И стал Любченко подводником. Трудно было первое время, и тогда он узнал настоящую дружбу. Старшина второй статьи Никишин, непосредственный начальник Любченко, обучал его матросской профессии, знакомил с флотом, городом и даже заставил ходить в вечернюю школу. Конечно, потом Любченко и сам охотно учился, но если бы сначала не отвел его старшина насильно — кто его знает, что могло бы быть. А скорее всего: долго не стал бы парень с глухого пограничного хутора настоящим матросом.

А потом война… Бои под Ленинградом… Вместе мокли в окопах, потуже стягивали ремни, делились патронами и перевязывали друг друга… Нет, такую дружбу трудно разрушить.

— И вот, вызывает меня комбат, — продолжает Никишин.

— Вызывает и говорит: «Умрите, но приведите мне с Любчекко «языка»! Я, конечно, отвечаю, будет, мол, выполнено, но… зачем Любченко? С ним хорошо на машине в распутицу ездить: застрянет машина — он всегда вытащит. А идти за «языком» — это дело деликатное. Тут, кроме силы, еще и ум нужен!.. Комбат замахал на меня руками и успокаивает: «Я на твой ум полагаюсь…».

— Саша! Ведь не было про то разговора, — вмешался Любченко, но на него зашикали, и он снова лег.
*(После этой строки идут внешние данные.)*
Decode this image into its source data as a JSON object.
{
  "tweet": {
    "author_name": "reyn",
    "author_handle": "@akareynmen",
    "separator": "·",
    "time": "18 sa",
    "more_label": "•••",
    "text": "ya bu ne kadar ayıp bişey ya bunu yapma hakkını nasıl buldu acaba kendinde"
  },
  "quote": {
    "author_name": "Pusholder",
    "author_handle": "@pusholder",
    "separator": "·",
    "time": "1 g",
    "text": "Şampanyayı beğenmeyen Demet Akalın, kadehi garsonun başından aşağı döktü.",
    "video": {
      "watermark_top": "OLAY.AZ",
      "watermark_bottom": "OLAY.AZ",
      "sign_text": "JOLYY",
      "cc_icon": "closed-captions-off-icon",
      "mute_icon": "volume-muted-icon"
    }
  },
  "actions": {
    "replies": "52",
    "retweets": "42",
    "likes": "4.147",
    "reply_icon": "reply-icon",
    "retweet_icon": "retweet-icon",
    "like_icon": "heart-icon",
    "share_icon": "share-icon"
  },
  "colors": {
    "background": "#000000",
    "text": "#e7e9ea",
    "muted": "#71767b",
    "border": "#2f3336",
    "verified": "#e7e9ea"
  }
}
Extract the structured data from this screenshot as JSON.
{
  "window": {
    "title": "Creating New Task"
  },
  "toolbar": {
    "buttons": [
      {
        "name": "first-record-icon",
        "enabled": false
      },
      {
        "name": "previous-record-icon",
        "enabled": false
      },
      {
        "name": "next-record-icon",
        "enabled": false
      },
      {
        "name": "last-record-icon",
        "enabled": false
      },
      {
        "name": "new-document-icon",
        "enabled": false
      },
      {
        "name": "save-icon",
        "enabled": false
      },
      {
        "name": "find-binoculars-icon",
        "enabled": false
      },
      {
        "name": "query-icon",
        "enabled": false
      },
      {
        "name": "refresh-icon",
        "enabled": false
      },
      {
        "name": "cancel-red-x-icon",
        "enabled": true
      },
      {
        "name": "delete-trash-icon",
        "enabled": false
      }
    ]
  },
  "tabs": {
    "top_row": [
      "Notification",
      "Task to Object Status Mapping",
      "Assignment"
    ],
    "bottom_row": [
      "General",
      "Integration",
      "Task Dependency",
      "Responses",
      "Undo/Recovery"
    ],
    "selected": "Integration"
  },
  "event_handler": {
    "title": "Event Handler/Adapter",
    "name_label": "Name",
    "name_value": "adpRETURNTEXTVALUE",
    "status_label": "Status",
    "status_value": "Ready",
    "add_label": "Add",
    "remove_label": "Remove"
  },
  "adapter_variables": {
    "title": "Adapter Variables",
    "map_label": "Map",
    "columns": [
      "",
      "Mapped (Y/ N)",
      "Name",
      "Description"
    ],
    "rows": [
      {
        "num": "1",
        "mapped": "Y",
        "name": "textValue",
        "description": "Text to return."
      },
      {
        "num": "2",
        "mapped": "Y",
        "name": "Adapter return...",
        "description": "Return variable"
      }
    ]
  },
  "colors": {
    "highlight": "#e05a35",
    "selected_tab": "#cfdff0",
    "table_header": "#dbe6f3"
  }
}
— Что оставалось мне делать? — рассказывает Никишин. — И вышли мы на задание. Фронт перешли обык-новенно.

Никишин так и не успел закончить рассказ: дверь широко распахнулась, вошел матрос с повязкой дежурного. на рукаве и, оглядев помещение, крикнул:

— Никишин! Любченко! В штаб к лейтенанту! Наступила тишина.

В штабе за простым обеденным столом, заваленным картами и различными бумагами, сидело несколько человек.